B2 is Backblaze’s version of AWS S3, but with what the company sees as some distinct advantages.
“We make a three-pronged pitch – our APIs are simpler, our pricing schedule is simpler, and we are half a penny per gig,” Thomas stated. “With them, you need a calculator and the cost is 4x. B2 is a flat fee, with one cent a gig for egress. We want customers to be able to both store and use their data.”
Backblaze has channel partners, although their acquisition has been more opportunistic than by design.
Backblaze Tiger Bridge Veeam
“Speaking directly to the channel is relatively recent for us,” Thomas said. “We have some channel partners, both MSPs and VARs, in our consumer backup business. $5 a month for them is cheap, and we offer a 10 per cent commission to registered resellers for the lifetime of the customer. We also have Groups functionality that lets resellers create multiple groups and act on behalf of the individuals. With B2, we do not have a channel program – yet. But we are a quarter of the price of S3. Partners can both mark up our margin, and cut the customer bill, and everybody is happy.”
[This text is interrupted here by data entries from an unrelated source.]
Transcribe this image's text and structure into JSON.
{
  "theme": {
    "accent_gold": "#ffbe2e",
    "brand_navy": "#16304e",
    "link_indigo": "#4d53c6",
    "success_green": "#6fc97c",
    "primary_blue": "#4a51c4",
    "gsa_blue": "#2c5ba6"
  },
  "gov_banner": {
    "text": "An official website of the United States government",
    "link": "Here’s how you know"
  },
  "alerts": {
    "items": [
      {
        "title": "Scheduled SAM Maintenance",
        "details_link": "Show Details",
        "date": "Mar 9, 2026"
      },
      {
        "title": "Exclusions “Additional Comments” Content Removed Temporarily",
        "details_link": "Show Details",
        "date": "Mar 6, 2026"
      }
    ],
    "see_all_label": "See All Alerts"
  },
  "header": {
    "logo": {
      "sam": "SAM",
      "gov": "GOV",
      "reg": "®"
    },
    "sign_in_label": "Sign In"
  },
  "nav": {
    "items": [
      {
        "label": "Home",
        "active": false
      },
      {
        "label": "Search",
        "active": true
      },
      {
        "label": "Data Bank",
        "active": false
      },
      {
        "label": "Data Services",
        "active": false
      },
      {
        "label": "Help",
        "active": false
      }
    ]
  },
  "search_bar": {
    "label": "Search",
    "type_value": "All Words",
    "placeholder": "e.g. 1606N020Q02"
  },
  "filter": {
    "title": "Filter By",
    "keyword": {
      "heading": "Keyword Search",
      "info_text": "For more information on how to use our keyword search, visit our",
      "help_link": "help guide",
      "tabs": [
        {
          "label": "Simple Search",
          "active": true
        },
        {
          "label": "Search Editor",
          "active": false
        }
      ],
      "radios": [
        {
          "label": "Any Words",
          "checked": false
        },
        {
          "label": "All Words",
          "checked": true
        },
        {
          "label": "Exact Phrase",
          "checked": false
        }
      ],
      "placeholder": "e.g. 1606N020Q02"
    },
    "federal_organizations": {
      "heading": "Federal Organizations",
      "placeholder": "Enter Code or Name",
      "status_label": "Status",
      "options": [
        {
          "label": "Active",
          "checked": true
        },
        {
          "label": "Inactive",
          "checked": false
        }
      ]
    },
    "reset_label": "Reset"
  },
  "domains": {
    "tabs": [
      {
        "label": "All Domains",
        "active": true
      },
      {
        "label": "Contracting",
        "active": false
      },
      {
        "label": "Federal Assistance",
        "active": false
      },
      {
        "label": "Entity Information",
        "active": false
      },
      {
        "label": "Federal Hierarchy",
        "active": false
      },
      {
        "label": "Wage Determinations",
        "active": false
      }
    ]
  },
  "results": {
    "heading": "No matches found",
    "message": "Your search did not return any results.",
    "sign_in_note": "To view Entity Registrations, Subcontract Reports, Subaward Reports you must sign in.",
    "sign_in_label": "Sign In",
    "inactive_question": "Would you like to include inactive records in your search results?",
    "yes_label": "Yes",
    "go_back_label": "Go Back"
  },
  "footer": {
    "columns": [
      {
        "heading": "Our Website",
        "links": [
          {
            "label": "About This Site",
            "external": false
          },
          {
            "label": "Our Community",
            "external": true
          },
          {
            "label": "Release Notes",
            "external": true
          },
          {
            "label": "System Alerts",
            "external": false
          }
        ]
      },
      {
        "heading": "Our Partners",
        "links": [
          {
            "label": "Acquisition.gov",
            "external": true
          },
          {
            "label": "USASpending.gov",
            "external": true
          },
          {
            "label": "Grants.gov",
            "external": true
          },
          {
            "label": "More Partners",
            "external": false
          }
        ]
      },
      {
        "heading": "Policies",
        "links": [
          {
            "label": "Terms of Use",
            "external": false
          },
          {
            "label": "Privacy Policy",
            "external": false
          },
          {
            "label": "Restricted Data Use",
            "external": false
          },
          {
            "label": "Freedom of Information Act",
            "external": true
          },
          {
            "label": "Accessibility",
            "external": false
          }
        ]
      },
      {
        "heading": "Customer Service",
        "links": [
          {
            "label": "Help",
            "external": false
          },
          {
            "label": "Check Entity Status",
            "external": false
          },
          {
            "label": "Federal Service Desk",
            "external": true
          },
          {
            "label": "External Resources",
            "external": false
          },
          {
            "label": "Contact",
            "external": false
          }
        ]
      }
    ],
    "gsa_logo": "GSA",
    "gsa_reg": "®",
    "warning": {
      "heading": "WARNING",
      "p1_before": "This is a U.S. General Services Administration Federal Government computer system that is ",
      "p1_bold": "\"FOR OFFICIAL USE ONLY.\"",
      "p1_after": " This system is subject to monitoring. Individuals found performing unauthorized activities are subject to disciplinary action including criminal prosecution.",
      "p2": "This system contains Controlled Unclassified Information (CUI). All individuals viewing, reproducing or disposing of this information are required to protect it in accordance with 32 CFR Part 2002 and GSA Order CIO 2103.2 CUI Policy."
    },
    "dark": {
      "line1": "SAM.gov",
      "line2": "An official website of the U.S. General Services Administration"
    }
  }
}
Backblaze’s new integration with Tiger Technology’s Tiger Bridge software is designed to solve a common backup problem faced by Veeam users who want to tier to the cloud, in order to extend the length of backup data that is retained. The integration of B2 with TigerBridge lets VMs be backed up in the cloud and restored for a third of the price of using S3.
“The most exciting part is that it does not interrupt the customers’ workflow,” Thomas said. “This appears as a destination inside the Veeam VBR console, in a single pane of glass. It lets customers achieve cloud tiering without changing the workflow. That’s exactly what customers told us they want.”
Thomas indicated that Backblaze didn’t really have a good solution for customers backing up to disk before.
Backblaze Tiger Bridge Program
“We do have a partner, Starwind, whose VTL works well for customers who backed up to tape. Most customers now back up to disk, and now we have a great solution for disk.”
Thomas said that SpiceWorld was a great place to launch the new integration.
“We are very active in the SpiceWorks community, which leans heavily to smaller companies and smaller MSPs,” he indicated. “Those folks tend to be price-sensitive, and they love our solutions.”